Les avions sont bondés, les routes saturées, les parkings des plages et restaurants affichent complet... et pourtant, les hôtels et maisons d’hôtes, eux, ne font pas le plein.
En apparence, tout laisse croire à une saison estivale bouillonnante: une diaspora de retour au bercail, un aéroport en surchauffe avec quelque 100 vols par jour, et des autoroutes qui ressemblent à un remake libanais du périphérique parisien. Mais dans les coulisses du tourisme, l’ambiance est moins festive: les établissements hôteliers font grise mine, les taux d’occupation stagnent, et les vrais touristes, ceux qui prennent des photos des cèdres, pas de la table du déjeuner chez téta, se font très rares.
Des chiffres qui piquent un peu
Le président de la Fédération des syndicats touristiques et du syndicat des hôteliers, Pierre Achkar, dresse pour Ici Beyrouth un bilan sans détour: les hôtels de Beyrouth atteignent péniblement les 50% d’occupation, et ceux des zones de montagne plafonnent à 40% (il s’agit de moyennes). On est loin des 70% de 2023, et encore plus des 85 à 95% des belles années.
Même les maisons d’hôtes, souvent plus tendance, accusent le coup: selon Ramzi Salman, président de leur syndicat, le taux d’occupation a chuté de 22% entre le 1er et le 14 juillet 2025 par rapport à la même période en 2023 et 2024. M. Salman considère que la baisse n’est pas catastrophique, mais que la saison n’est pas aussi performante que prévue.
Expats oui, touristes non
Pourquoi ce paradoxe? Parce que la majorité des arrivants ne sont pas des touristes, mais des Libanais de l’étranger qui, souvent, ont déjà une maison, un appartement ou une chambre chez maman. Ajoutez à cela que certains ne viennent que pour un mariage ou une visite familiale express, et on comprend pourquoi les draps et peignoirs restent bien pliés dans les hôtels.
Les hôtels traditionnels ont-ils perdu leur charme?
Pierre Achkar le reconnaît: l’époque où les grands hôtels faisaient rêver est en recul. La tendance est désormais aux établissements de charme, type Relais & Châteaux, ou aux maisons d’hôtes cosy.
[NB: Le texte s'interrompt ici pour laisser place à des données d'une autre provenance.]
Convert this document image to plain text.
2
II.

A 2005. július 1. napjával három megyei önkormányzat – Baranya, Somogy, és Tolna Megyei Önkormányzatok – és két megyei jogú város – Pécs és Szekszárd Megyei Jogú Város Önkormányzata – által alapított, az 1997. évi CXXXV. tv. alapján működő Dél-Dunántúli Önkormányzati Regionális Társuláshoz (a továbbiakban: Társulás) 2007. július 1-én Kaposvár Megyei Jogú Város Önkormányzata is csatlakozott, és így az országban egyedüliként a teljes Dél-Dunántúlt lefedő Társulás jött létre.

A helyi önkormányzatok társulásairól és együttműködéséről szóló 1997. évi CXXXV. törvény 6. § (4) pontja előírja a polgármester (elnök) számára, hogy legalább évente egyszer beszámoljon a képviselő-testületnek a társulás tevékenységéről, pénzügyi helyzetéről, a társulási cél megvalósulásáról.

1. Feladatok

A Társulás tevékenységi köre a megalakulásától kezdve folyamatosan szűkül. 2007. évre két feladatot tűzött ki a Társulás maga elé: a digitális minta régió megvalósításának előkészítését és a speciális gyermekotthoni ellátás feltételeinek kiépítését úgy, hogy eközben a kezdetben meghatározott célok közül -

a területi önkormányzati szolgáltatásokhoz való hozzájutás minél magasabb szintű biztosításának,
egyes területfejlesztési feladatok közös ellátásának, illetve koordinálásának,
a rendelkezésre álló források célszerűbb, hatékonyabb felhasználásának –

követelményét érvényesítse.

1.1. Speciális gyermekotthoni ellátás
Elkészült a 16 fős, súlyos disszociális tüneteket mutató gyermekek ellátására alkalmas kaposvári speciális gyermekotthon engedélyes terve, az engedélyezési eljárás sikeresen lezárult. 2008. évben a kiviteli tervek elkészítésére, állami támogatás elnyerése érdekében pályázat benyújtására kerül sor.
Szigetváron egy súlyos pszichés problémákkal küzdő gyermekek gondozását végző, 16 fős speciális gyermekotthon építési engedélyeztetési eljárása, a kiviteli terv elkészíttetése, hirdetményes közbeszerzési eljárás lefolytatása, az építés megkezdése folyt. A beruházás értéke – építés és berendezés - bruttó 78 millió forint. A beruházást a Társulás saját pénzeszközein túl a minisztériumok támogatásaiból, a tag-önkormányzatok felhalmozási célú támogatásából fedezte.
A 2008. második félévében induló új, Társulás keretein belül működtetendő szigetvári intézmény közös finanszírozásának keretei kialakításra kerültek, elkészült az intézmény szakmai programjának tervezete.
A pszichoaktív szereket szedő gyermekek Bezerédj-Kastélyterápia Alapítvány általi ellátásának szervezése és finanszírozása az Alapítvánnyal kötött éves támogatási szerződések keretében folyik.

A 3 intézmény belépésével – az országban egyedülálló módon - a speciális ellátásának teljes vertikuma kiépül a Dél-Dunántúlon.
De plus, le Airbnb, lui, s’est imposé en force, avec environ 10.000 chambres disponibles dans le pays, selon M. Achkar, opérant, sans impôts, sans lois et sans cadre légal.
Une concurrence jugée «sauvage» par les professionnels du secteur, qui appellent à une régulation urgente pour rétablir l’équilibre. M. Achkar précise toutefois qu’il ne s’oppose à l’existence d’Airbnb, mais plaide pour une régulation stricte de ce type de locations, à travers un cadre législatif élaboré en collaboration avec le secteur touristique. «Il s’agit d’une concurrence déloyale qui met en péril le tissu hôtelier traditionnel», prévient-il.
Entre instabilité et prix élevés, un cocktail dissuasif
Comme si cela ne suffisait pas, l’environnement sécuritaire reste préoccupant. M. Achkar rappelle que les conflits dans la région, tout comme les attaques récentes sur le Liban, ont entraîné une cascade d’annulations, aussi bien dans les hôtels que sur les lignes aériennes. À cela s’ajoute la flambée des prix des billets d’avions, qui a calmé les ardeurs de bien des voyageurs potentiels.
M. Achkar tient à rappeler que pour couvrir ses frais de fonctionnement, un établissement hôtelier a besoin d’un taux d’occupation qui varie entre 30 et 50% tout au long de l’année, ce qui est loin d’être le cas.
Bref, le Liban voit revenir ses enfants prodigues, mais ils dorment chez eux et préfèrent des virées ponctuelles. Est-ce la faute aux prix? À la concurrence déloyale? Un peu de tout, sans doute. En attendant, le secteur hôtelier aimerait bien que la prochaine vague… remplisse aussi ses chambres.